Government plans overhaul of SEZ Act, proposes reduction in tax incentives, and increased integration

09 Nov 2023

Government plans overhaul of SEZ Act, proposes reduction in tax incentives, and increased integration
1

The government seems poised to refrain from introducing fresh direct tax incentives for businesses in special economic zones (SEZs). Instead, they may opt to maintain previous exemptions for such units, a move outlined in the proposed amendments to the SEZ Act, 2005. The commerce department, advocating for these changes, will soon present them for Cabinet approval. This marks a departure from the original plan, which involved the controversial Development Enterprises and Services Hubs (DESH) Bill, 2023, criticized by the Ministry of Finance.

According to insiders, SEZ developers might retain grandfathered direct tax benefits for the stipulated period without the addition of further incentives. The erstwhile DESH Bill had proposed a reduced corporate tax rate of 15% for greenfield units in SEZs, aiming to position these zones as India's new manufacturing hub.

The commerce department, abandoning the DESH Bill, has now crafted the SEZ (Amendment) Bill, 2023. The focus is on establishing a more favorable fiscal framework by adjusting customs rules, ensuring smoother integration of SEZs with the domestic market, and preventing market access restrictions for companies in these zones.

The current government objective is to shift focus from exports to a broader economic outlook, emphasizing manufacturing, investment, and integration with global value chains for economic growth.

The new law is expected to permit the sale of SEZ-manufactured products in the domestic market with zero import duty, leveling the playing field with units outside SEZs benefiting from free trade agreements. The "positive net foreign exchange" criterion, crucial for SEZ units, will persist in accordance with the World Trade Organization framework.

Furthermore, the proposed amendments include deferring customs duties on capital goods and addressing industry demands to allow units to sell to the domestic market by paying import duties on consumed inputs, not finished goods. The definition of "services" will also undergo a tweak, enabling payments in Indian currency for services supplied to domestic market units, in contrast to the existing requirement for foreign exchange payments.

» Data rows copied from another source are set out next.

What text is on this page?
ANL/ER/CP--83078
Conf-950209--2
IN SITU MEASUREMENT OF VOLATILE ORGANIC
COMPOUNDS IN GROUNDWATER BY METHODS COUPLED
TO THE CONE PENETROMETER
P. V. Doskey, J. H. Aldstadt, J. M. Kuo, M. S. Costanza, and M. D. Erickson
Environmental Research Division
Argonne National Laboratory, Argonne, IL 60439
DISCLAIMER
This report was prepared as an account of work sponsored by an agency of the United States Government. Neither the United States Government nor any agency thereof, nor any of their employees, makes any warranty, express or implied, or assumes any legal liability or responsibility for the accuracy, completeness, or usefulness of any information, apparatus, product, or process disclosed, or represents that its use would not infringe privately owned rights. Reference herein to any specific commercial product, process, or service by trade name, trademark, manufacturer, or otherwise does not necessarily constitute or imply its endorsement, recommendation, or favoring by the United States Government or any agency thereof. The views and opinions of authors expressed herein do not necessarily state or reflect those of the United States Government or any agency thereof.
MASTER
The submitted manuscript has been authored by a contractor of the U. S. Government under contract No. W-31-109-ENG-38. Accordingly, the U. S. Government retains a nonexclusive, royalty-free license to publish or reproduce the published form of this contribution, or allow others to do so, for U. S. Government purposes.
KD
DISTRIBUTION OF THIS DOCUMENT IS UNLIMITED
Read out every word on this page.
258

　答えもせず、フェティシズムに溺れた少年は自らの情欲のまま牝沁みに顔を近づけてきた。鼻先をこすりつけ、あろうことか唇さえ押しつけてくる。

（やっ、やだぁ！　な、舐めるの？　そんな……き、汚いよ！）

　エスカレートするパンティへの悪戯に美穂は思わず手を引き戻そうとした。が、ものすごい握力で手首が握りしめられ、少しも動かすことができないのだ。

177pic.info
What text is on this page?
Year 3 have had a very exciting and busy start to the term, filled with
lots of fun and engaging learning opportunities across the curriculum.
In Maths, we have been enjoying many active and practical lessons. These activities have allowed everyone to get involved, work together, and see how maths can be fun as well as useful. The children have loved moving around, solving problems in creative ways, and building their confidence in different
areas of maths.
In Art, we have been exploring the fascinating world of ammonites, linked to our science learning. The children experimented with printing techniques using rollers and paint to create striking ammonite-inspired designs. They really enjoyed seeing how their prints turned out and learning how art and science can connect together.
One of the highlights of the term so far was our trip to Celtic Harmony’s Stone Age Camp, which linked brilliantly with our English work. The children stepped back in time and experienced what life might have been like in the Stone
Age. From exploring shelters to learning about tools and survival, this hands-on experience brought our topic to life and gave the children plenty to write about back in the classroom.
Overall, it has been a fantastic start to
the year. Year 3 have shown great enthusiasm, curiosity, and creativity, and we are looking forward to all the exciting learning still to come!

The amendments aim to strengthen the single-window clearance mechanism, establish a unified regulatory structure, and introduce a modern dispute resolution framework. To facilitate SEZ growth and reduce compliance burdens, the proposed law introduces the provision of "pre-cleared zones," empowering the Center or state government to notify them.

May bring some laxation to restrictions on SEZ units: Piyush Goyal

Indian Union Commerce Minister Piyush Goyal stated on Wednesday, 8 November 2023, that the government is focusing on easing certain limitations for the units in the special economic zones (SEZ). This would give a boost to the operations conducted by the units in these zones.

Goyal mentioned at the DPIIT-CII National Conference on Ease of Doing Business that they were exploring options to liberalize certain restrictions on SEZ units. He stated that it was under consideration and being discussed with all stakeholders, expressing hope that such discussions would provide a significant boost to the SEZ units.

Goyal further stated that the government is fully aware of the demands to extend the benefits of exports in the industry. This will in turn boost the Remission of Duties or Taxes on Export Products (RoDTEP) to SEZs.

Although there is currently a budget restriction, the commerce department wants to take a careful approach.

MAJOR TAKEAWAYS

  • The positive net forex conditions are set to persist.
  • Anticipation does not include any new direct tax advantages.
  • Units might gain the ability to sell in the domestic market by settling import duties based on consumed inputs rather than finished goods.
  • The service definition is set for adjustment, enabling units in the domestic market to make payments in rupees for service supplies.
  • Expectations include a more robust single-window clearance system and a contemporary dispute resolution framework.